To elaborate, this research aims to examine how student satisfaction and academic performance were predicted by technology (e.g., behavioral intention to use, actual social media use, and task-technology fit) and pedagogy (e.g., constructivist learning). Notwithstanding the existing literature that relates social media to academic performance and satisfaction, the context and construction of this study is novel. First, while dominant literature emphasizes developed Western nations (e.g., United Kingdom, United States, and Australia), this study is situated in Malaysia where social media embedding remains in its infancy. Second, while many studies draw on technology-, behavior- or pedagogy-based predictors, this study emphasizes both and their interaction. Importantly, this study recognizes that humans operate technology bringing their previous experience and expectations to the way they engage with such technology. In lesser developed nations, the use of social media is less pronounced. This study seeks to integrate pedagogical, behavioral and technological predictors to better understand how learning and teaching using social media can be enhanced.

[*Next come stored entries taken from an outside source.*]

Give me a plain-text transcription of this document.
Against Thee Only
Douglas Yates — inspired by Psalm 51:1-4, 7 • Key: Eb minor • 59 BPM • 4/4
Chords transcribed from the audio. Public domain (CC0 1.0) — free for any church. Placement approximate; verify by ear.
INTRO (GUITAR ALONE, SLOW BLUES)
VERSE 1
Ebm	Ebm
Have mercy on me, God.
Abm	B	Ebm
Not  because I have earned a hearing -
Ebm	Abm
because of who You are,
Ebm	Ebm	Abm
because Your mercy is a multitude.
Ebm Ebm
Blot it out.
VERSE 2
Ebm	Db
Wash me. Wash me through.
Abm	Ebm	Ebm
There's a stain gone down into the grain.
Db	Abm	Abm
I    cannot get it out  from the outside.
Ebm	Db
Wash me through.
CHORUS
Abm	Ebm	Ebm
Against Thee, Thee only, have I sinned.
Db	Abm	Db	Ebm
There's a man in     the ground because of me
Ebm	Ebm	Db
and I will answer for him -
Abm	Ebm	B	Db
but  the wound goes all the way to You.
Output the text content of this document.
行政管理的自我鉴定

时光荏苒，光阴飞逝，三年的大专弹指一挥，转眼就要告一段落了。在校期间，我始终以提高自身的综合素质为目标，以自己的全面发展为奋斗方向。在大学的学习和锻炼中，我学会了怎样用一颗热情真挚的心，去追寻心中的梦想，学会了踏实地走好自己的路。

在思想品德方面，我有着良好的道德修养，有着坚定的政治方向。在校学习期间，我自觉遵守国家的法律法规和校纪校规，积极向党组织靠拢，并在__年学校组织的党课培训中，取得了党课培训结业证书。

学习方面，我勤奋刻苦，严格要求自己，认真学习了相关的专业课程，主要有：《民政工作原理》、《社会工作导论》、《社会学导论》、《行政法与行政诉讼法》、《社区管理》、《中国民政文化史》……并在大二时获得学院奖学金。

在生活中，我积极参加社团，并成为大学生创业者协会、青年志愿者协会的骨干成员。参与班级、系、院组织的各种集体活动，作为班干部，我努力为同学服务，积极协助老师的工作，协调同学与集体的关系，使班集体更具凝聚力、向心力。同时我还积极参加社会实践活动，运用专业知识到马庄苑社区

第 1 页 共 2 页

This study investigates ways social media can be employed to create a better educational experience for students through collaborative learning and task-technology fit. Using social media for behavioral purposes, with perceived usefulness and usability, and its consequences in connection with the students' actual social media purpose is also based on students' perceptions of their performance expectations and their efforts to use social media, which sequentially increase student satisfaction and impact on academic performance. The technology acceptance model (TAM) is one of the most widely adopted behavioral models for the usage of social media. The theoretical model proposed in this work draws on TAM, alongside the unified theory of acceptance and usage of technology (UTAUT), task-technology fit, and constructivist learning. The model proposed theorizes that the interaction of TAM, UTAUT, and constructivist learning will predict student satisfaction and academic performance. This research was designed to provide a model for finding critical aspects that would play a significant role in the behavior of students using social media for quality of education, actual social media use, and task-technology fit to increase their performance in education at higher education.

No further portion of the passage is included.